Bingham, B. L. Western Washington University, firstname.lastname@example.org
Reitzel, A. L. Illinois Wesleyan University, email@example.com
Reyns, N. B. State University of New York at Stony Brook, firstname.lastname@example.org
LIGHT, DISTRIBUTION, AND LIFE HISTORY ADAPTATIONS OF THE ASCIDIAN, CORELLA INFLATA
The ascidian Corella inflata is a common fouling organism in the Puget Sound and the San Juan Archipelago, Washington, USA. Despite its abundance, particularly on floating docks, it is conspicuously absent from areas that receive direct sunlight. We hypothesized that UV irradiation damages exposed individuals and creates the observed distribution. To test this, we exposed C. inflata adults, juveniles, larvae, and embryos to UV irradiation. In laboratory tests and under natural sunlight in the field, UV significantly shortened adult life span.

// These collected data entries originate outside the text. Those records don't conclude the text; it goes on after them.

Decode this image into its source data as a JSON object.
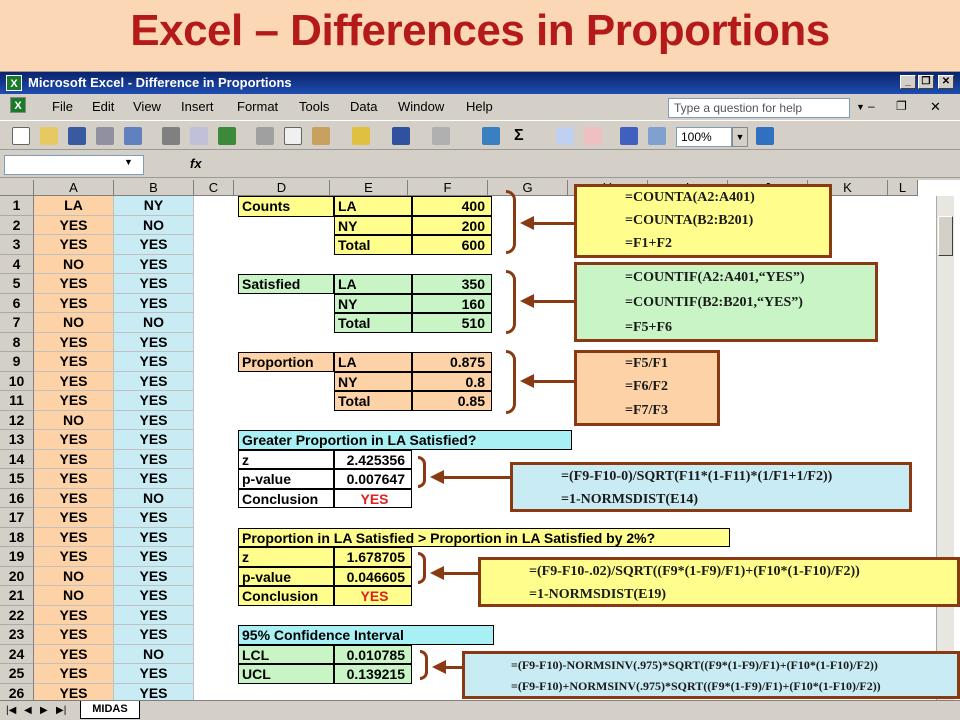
{
  "slide_title": "Excel – Differences in Proportions",
  "window": {
    "title": "Microsoft Excel - Difference in Proportions",
    "logo": "X"
  },
  "menu": {
    "items": [
      "File",
      "Edit",
      "View",
      "Insert",
      "Format",
      "Tools",
      "Data",
      "Window",
      "Help"
    ],
    "ask_placeholder": "Type a question for help"
  },
  "toolbar": {
    "zoom": "100%"
  },
  "formula_bar": {
    "fx": "fx"
  },
  "columns": [
    "A",
    "B",
    "C",
    "D",
    "E",
    "F",
    "G",
    "H",
    "I",
    "J",
    "K",
    "L"
  ],
  "rows": [
    {
      "n": "1",
      "a": "LA",
      "b": "NY"
    },
    {
      "n": "2",
      "a": "YES",
      "b": "NO"
    },
    {
      "n": "3",
      "a": "YES",
      "b": "YES"
    },
    {
      "n": "4",
      "a": "NO",
      "b": "YES"
    },
    {
      "n": "5",
      "a": "YES",
      "b": "YES"
    },
    {
      "n": "6",
      "a": "YES",
      "b": "YES"
    },
    {
      "n": "7",
      "a": "NO",
      "b": "NO"
    },
    {
      "n": "8",
      "a": "YES",
      "b": "YES"
    },
    {
      "n": "9",
      "a": "YES",
      "b": "YES"
    },
    {
      "n": "10",
      "a": "YES",
      "b": "YES"
    },
    {
      "n": "11",
      "a": "YES",
      "b": "YES"
    },
    {
      "n": "12",
      "a": "NO",
      "b": "YES"
    },
    {
      "n": "13",
      "a": "YES",
      "b": "YES"
    },
    {
      "n": "14",
      "a": "YES",
      "b": "YES"
    },
    {
      "n": "15",
      "a": "YES",
      "b": "YES"
    },
    {
      "n": "16",
      "a": "YES",
      "b": "NO"
    },
    {
      "n": "17",
      "a": "YES",
      "b": "YES"
    },
    {
      "n": "18",
      "a": "YES",
      "b": "YES"
    },
    {
      "n": "19",
      "a": "YES",
      "b": "YES"
    },
    {
      "n": "20",
      "a": "NO",
      "b": "YES"
    },
    {
      "n": "21",
      "a": "NO",
      "b": "YES"
    },
    {
      "n": "22",
      "a": "YES",
      "b": "YES"
    },
    {
      "n": "23",
      "a": "YES",
      "b": "YES"
    },
    {
      "n": "24",
      "a": "YES",
      "b": "NO"
    },
    {
      "n": "25",
      "a": "YES",
      "b": "YES"
    },
    {
      "n": "26",
      "a": "YES",
      "b": "YES"
    }
  ],
  "counts": {
    "label": "Counts",
    "r1": [
      "LA",
      "400"
    ],
    "r2": [
      "NY",
      "200"
    ],
    "r3": [
      "Total",
      "600"
    ]
  },
  "satisfied": {
    "label": "Satisfied",
    "r1": [
      "LA",
      "350"
    ],
    "r2": [
      "NY",
      "160"
    ],
    "r3": [
      "Total",
      "510"
    ]
  },
  "proportion": {
    "label": "Proportion",
    "r1": [
      "LA",
      "0.875"
    ],
    "r2": [
      "NY",
      "0.8"
    ],
    "r3": [
      "Total",
      "0.85"
    ]
  },
  "test1": {
    "header": "Greater Proportion in LA Satisfied?",
    "z": [
      "z",
      "2.425356"
    ],
    "p": [
      "p-value",
      "0.007647"
    ],
    "c": [
      "Conclusion",
      "YES"
    ]
  },
  "test2": {
    "header": "Proportion in LA Satisfied > Proportion in LA Satisfied by 2%?",
    "z": [
      "z",
      "1.678705"
    ],
    "p": [
      "p-value",
      "0.046605"
    ],
    "c": [
      "Conclusion",
      "YES"
    ]
  },
  "ci": {
    "header": "95% Confidence Interval",
    "lcl": [
      "LCL",
      "0.010785"
    ],
    "ucl": [
      "UCL",
      "0.139215"
    ]
  },
  "callouts": {
    "counts": [
      "=COUNTA(A2:A401)",
      "=COUNTA(B2:B201)",
      "=F1+F2"
    ],
    "satisfied": [
      "=COUNTIF(A2:A401,“YES”)",
      "=COUNTIF(B2:B201,“YES”)",
      "=F5+F6"
    ],
    "proportion": [
      "=F5/F1",
      "=F6/F2",
      "=F7/F3"
    ],
    "test1": [
      "=(F9-F10-0)/SQRT(F11*(1-F11)*(1/F1+1/F2))",
      "=1-NORMSDIST(E14)"
    ],
    "test2": [
      "=(F9-F10-.02)/SQRT((F9*(1-F9)/F1)+(F10*(1-F10)/F2))",
      "=1-NORMSDIST(E19)"
    ],
    "ci": [
      "=(F9-F10)-NORMSINV(.975)*SQRT((F9*(1-F9)/F1)+(F10*(1-F10)/F2))",
      "=(F9-F10)+NORMSINV(.975)*SQRT((F9*(1-F9)/F1)+(F10*(1-F10)/F2))"
    ]
  },
  "sheet_tab": "MIDAS"
}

Juveniles died after only 2-3 days in the light. Several hours of exposure were sufficient to decreased larval settlement and metamorphosis. Abnormalities appeared in developing embryos after only 30 minutes of exposure. By selectively filtering natural sunlight, we demonstrated that UV-B wavelengths were most damaging to C. inflata. However, UV-A and visible light also produced significant negative effects. We conclude that C. inflata is sensitive to UV light in all phases of its life history with younger stages being most vulnerable to damage. We suggest that unique life history traits (i.e., time of spawning, brooding behavior, length of larval life) limit exposure and allow C. inflata to persist in its preferred dock habitat despite its UV vulnerability.